La question est de savoir comment le pouvoir va sortir de cette crise. Va-t-il une fois de plus essayer de tromper une partie du peuple tout le temps, en négociant avec les interlocuteurs étrangers aux problèmes, qui feront par la suite une déclaration à la télévision pour annoncer la fin d’une grève qu’ils n’ont pas lancée, ou va-t-il encore essayer de tromper  tout le peuple une partie du temps, en se disant qu’il peut le faire éternellement , par des mesures et des promesses que les mécontents disent n’avoir que trop entendues, ou va-t-il prendre le taureau par les cornes, par une solution globale ? Cette dernière piste est en tout cas celle qu’emprunta  Abraham Lincoln en son temps il y a 157 ans, en 1865, en abolissant simplement l’esclavage, ce système injuste et inhumain qui maintenait le peuple dans la misère tout en embourgeoisant une poignée.
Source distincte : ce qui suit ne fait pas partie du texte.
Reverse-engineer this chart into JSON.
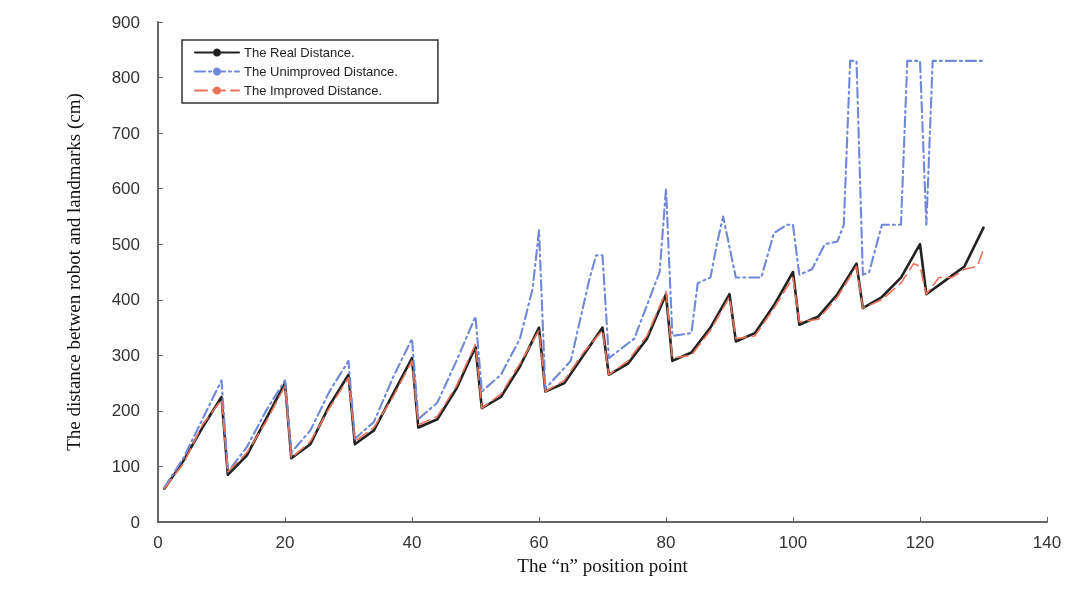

Le président de la république va-t-il signer par exemple le décret d’application de l’article 66 de la Constitution sur la déclaration des biens et avoirs des dirigeants, afin d’endiguer cette course à l’enrichissement promotrice des niches de corruption à tous les niveaux des administrations, va-t-il dissoudre l’Assemblée nationale et le Sénat pour permettre qu’il y ait un souffle nouveau, va-t-il faire une purge du gouvernement actuel, ou va-t-il remettre toute la loi fondamentale sur la table pour qu’elle subisse des modifications sans intérêts personnels, comme ce fut le cas pour Lincoln avec le 13ème amendement de la Constitution des Etats Unis ? Cela avait valu à Lincoln d’être assassiné par les caciques certes, mais l’esclavage est resté aboli. Juste ce que demandent plus ou moins tous les corps socioprofessionnels du Cameroun aujourd’hui, l’abolition de l’esclavage.